Rwanda imposes Ebola checks on travellers from US and Spain

Rwanda has boosted travel restrictions to stem the spread of the Ebola virus, ordering travellers who have been in the United States and Spain to send daily updates, the health minister said Wednesday.

"Every day... they should call us or send an Internet message," stating their health condition, Health Minister Agnes Binagwaho told AFP.

The requirement applies to all travellers who have been in the US or Spain within the past three weeks. Messages should be sent for the first 21-days they are in Rwanda, she said.

It also applies to Rwandan citizens who had been in the US or Spain.

An American visitor to Rwanda, Colleen Kate, 27, said the measure might increase confidence that Kigali was taking action, but added the checks were hard to implement practically.

"I'm not a doctor, it is hard to take a temperature on the phone, they have to trust you," she said, adding that she had not been able to connect via telephone and would send an update by email.

"I don't think it will make a big difference, but people may feel better if they know that Rwanda is taking measures," Kate said.

Many visitors come to Rwanda to see the endangered mountain gorillas, but tour guides said the industry had been badly hit by fears of Ebola, even though there have been no cases in east Africa.
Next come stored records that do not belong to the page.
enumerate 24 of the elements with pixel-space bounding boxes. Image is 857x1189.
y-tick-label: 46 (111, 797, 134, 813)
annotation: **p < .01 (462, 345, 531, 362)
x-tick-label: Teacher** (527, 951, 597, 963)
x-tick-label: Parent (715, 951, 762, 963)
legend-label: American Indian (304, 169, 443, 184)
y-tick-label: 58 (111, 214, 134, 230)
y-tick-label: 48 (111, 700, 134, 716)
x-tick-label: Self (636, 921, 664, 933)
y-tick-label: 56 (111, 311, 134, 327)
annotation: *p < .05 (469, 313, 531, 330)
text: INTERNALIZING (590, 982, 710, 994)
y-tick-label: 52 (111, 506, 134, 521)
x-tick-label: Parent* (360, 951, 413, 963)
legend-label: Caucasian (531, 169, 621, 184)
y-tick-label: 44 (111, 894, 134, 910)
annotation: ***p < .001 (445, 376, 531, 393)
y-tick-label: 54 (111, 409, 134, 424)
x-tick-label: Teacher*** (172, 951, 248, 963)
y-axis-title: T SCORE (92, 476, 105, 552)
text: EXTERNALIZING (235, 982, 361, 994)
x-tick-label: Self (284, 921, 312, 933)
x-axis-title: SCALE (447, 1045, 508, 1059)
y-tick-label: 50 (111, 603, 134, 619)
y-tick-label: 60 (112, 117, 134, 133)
"There is no Ebola in Rwanda, but people believe that Africa is one block, so they fear to come," said Osborn Schedruch, who heads the tourism company Rwanda Eco-Tours.

Visitors who have been to Guinea, Liberia and Sierra Leone within the last 21 days are barred from entry to Rwanda, which is screening all arriving travellers for Ebola.

Rwandan citizens who have travelled to the three west African countries are placed under quarantine on arrival.

The deadliest-ever outbreak of Ebola has claimed more than 4,500 lives in west Africa, and experts warn the rate of infections could reach 10,000 a week by early December.

There have been isolated Ebola cases of health workers in the United States and Spain, who caught the virus from those infected in west Africa.